The Abbas-Hamas Delirium

barghouti
There’s something quite remarkable in the depths of denial to which the Bush Administration, and the likes of Dennis Ross, are reaching in their take on Palestinian politics. On Sunday, the Washington Post reported that Middle East “hands” are divided over whether to talk to Hamas, with longtime realists stating the obvious about the need to talk to Hamas, and even the hapless Condi Rice being forced to support Israel-Hamas truce negotiations with plausible deniability. But then comes Dennis Ross, whom as we have noted elsewhere, may be more part of the problem than part of the solution in the Middle East, with this warning against talking to Hamas: “It would give the sense that the world has to adjust to them, and immediately demoralize the Palestinians you want to work with.” Uh, Dennis… Let’s just say that had “the world” (presumably this being “the world” as in “the World Series”) adjusted to Hamas when it won the Palestinian election, we might be in a better place than we are now. As for demoralizing “the Palestinians you want to work with,” is it not time to call an end to the fantasy that Mahmoud Abbas represents the Palestinian people? Why would you want to work exclusively with a leader who can’t possibly deliver anything at the peace table? It’s frankly absurd.

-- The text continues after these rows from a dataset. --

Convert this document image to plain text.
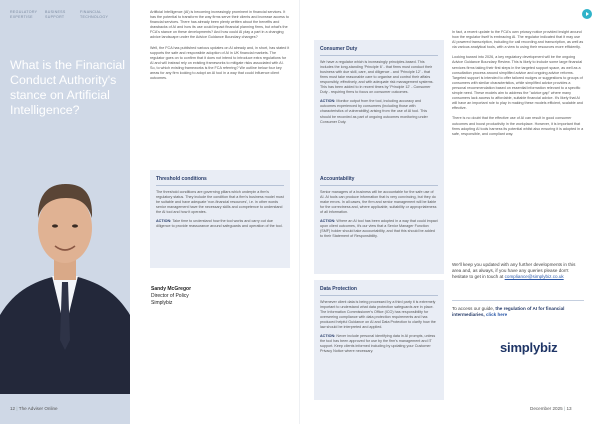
REGULATORY EXPERTISE
BUSINESS SUPPORT
FINANCIAL TECHNOLOGY
What is the Financial Conduct Authority's stance on Artificial Intelligence?
Sandy McGregor
Director of Policy
Simplybiz

Artificial Intelligence (AI) is becoming increasingly prominent in financial services. It has the potential to transform the way firms serve their clients and increase access to financial services. There has already been plenty written about the benefits and drawbacks of AI and how its use could impact financial planning firms, but what's the FCA's stance on these developments? And how could AI play a part in a changing advice landscape under the Advice Guidance Boundary changes?

Well, the FCA has published various updates on AI already and, in short, has stated it supports the safe and responsible adoption of AI in UK financial markets. The regulator goes on to confirm that it does not intend to introduce extra regulations for AI and will instead rely on existing frameworks to mitigate risks associated with AI. So, to which existing frameworks is the FCA referring? We outline below four key areas for any firm looking to adopt an AI tool in a way that could influence client outcomes.

Threshold conditions

The threshold conditions are governing pillars which underpin a firm's regulatory status. They include the condition that a firm's business model must be suitable and have adequate 'non-financial resources', i.e. in other words senior management have the necessary skills and competence to understand the AI tool and how it operates.

ACTION: Take time to understand how the tool works and carry out due diligence to provide reassurance around safeguards and operation of the tool.

12 | The Adviser Online
Consumer Duty

We have a regulator which is increasingly principles-based. This includes the long-standing 'Principle 6' - that firms must conduct their business with due skill, care, and diligence - and 'Principle 12' - that firms must take reasonable care to organise and control their affairs responsibly, effectively, and with adequate risk management systems. This has been added to in recent times by 'Principle 12' - Consumer Duty - requiring firms to focus on consumer outcomes.

ACTION: Monitor output from the tool, including accuracy and outcomes experienced by consumers (including those with characteristics of vulnerability) arising from the use of AI tool. This should be recorded as part of ongoing outcomes monitoring under Consumer Duty.

Accountability

Senior managers of a business will be accountable for the safe use of AI. AI tools can produce information that is very convincing, but they do make errors. In all cases, the firm and senior management will be liable for the correctness and, where applicable, suitability or appropriateness of all information.

ACTION: Where an AI tool has been adopted in a way that could impact upon client outcomes, it's our view that a Senior Manager Function (SMF) holder should take accountability, and that this should be added to their Statement of Responsibility.

Data Protection

Whenever client data is being processed by a third party it is extremely important to understand what data protection safeguards are in place. The Information Commissioner's Office (ICO) has responsibility for overseeing compliance with data protection requirements and has produced helpful Guidance on AI and Data Protection to clarify how the law should be interpreted and applied.

ACTION: Never include personal identifying data in AI prompts, unless the tool has been approved for use by the firm's management and IT support. Keep clients informed including by updating your Customer Privacy Notice where necessary.

In fact, a recent update to the FCA's own privacy notice provided insight around how the regulator itself is embracing AI. The regulator indicated that it may use AI powered transcription, including for call recording and transcription, as well as via various analytical tools, with a view to using their resources more efficiently.

Looking toward into 2026, a key regulatory development will be the ongoing Advice Guidance Boundary Review. This is likely to include some large financial services firms taking their first steps in the targeted support space, as well as a consultation process around simplified advice and ongoing advice reforms. Targeted support is intended to offer tailored nudges or suggestions to groups of consumers with similar characteristics, while simplified advice provides a personal recommendation based on essential information relevant to a specific simple need. These models aim to address the "advice gap" where many consumers lack access to affordable, suitable financial advice. It's likely that AI will have an important role to play in making these models efficient, scalable and effective.

There is no doubt that the effective use of AI can result in good consumer outcomes and boost productivity in the workplace. However, it is important that firms adopting AI tools harness its potential whilst also ensuring it is adopted in a safe, responsible, and compliant way.

We'll keep you updated with any further developments in this area and, as always, if you have any queries please don't hesitate to get in touch at compliance@simplybiz.co.uk
To access our guide, the regulation of AI for financial intermediaries, click here
simplybiz
December 2025 | 13
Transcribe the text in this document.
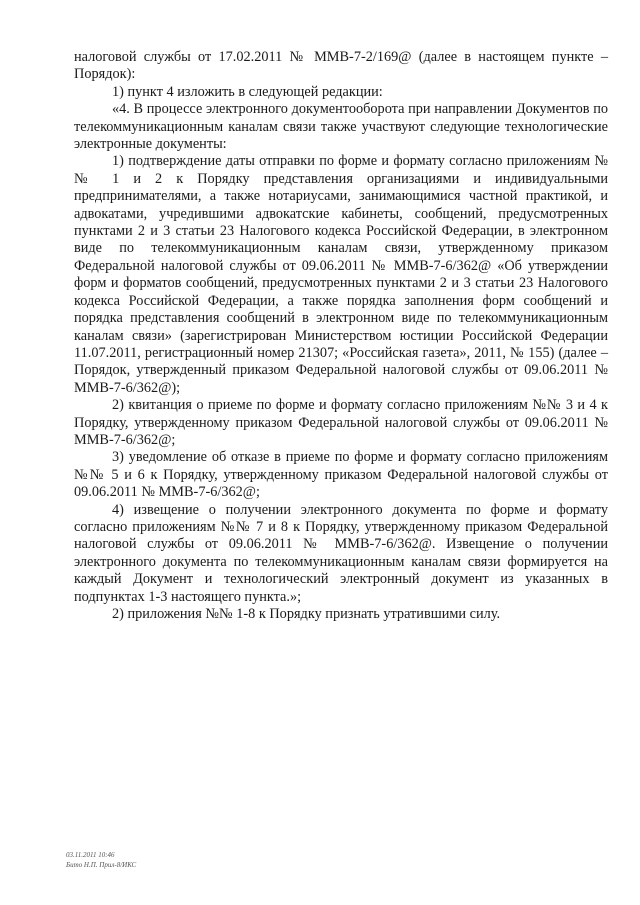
налоговой службы от 17.02.2011 № ММВ-7-2/169@ (далее в настоящем пункте – Порядок):

1) пункт 4 изложить в следующей редакции:

«4. В процессе электронного документооборота при направлении Документов по телекоммуникационным каналам связи также участвуют следующие технологические электронные документы:

1) подтверждение даты отправки по форме и формату согласно приложениям №№ 1 и 2 к Порядку представления организациями и индивидуальными предпринимателями, а также нотариусами, занимающимися частной практикой, и адвокатами, учредившими адвокатские кабинеты, сообщений, предусмотренных пунктами 2 и 3 статьи 23 Налогового кодекса Российской Федерации, в электронном виде по телекоммуникационным каналам связи, утвержденному приказом Федеральной налоговой службы от 09.06.2011 № ММВ-7-6/362@ «Об утверждении форм и форматов сообщений, предусмотренных пунктами 2 и 3 статьи 23 Налогового кодекса Российской Федерации, а также порядка заполнения форм сообщений и порядка представления сообщений в электронном виде по телекоммуникационным каналам связи» (зарегистрирован Министерством юстиции Российской Федерации 11.07.2011, регистрационный номер 21307; «Российская газета», 2011, № 155) (далее – Порядок, утвержденный приказом Федеральной налоговой службы от 09.06.2011 № ММВ-7-6/362@);

2) квитанция о приеме по форме и формату согласно приложениям №№ 3 и 4 к Порядку, утвержденному приказом Федеральной налоговой службы от 09.06.2011 № ММВ-7-6/362@;

3) уведомление об отказе в приеме по форме и формату согласно приложениям №№ 5 и 6 к Порядку, утвержденному приказом Федеральной налоговой службы от 09.06.2011 № ММВ-7-6/362@;

4) извещение о получении электронного документа по форме и формату согласно приложениям №№ 7 и 8 к Порядку, утвержденному приказом Федеральной налоговой службы от 09.06.2011 № ММВ-7-6/362@. Извещение о получении электронного документа по телекоммуникационным каналам связи формируется на каждый Документ и технологический электронный документ из указанных в подпунктах 1-3 настоящего пункта.»;

2) приложения №№ 1-8 к Порядку признать утратившими силу.

03.11.2011 10:46
Бито Н.П. Прил-8/ИКС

It’s always worth paying attention to the polling of the Palestine Center for Social Research in Ramallah — had U.S. officials done so, they’d have noticed that Hamas had the momentum before the election in which they trounced Fatah. The latest PSR survey of Palestinian public opinion finds that Hamas’s Ismail Haniyeh would run neck and neck with Abbas in a Palestinian presidential election, at 47% each. And that, once again, shows that Hamas has the momentum. More importantly, though, it shows that if the Fatah candidate were the imprisoned Marwan Barghouti, he would receive 58% of the vote to Haniyeh’s 38%. (Nor is this really news — polls showed that Barghouti would have trounced Abbas if he’d stood as an independent last time around, from inside his Israeli prison cell, as he briefly threatened to do.)

The “good news,” then, for those who want to see Hamas eclipsed by democratic means, is that Barghouti has made clear that he’ll consider a presidential run in 2009. The bad news, of course, is that Barghouti, easily the most popular leader in Fatah because of his reputation as uncorrupt and willing to stand up to the Israelis, is no more “the Palestinians that (Ross) wants to work with” than is Haniyeh. Barghouti, the closest thing the Palestinians have to a Nelson Mandela, is currently in an Israeli prison on terrorism charges. He believes in a two-state solution, but also that the Palestinians have the right to bear arms against the occupation of the West Bank and Gaza. And he sees Hamas not as an enemy to be eliminated, but as an ally with which Fatah should share power.

One thing that you can be sure of is that if Dennis Ross has his way and the U.S. continues to seek to work only with those Palestinians it likes (i.e. Abbas and his aides), there’s unlikely to be a Palestinian election next year — or for the foreseeable future. Nor, by the way, is there likely to be any peace.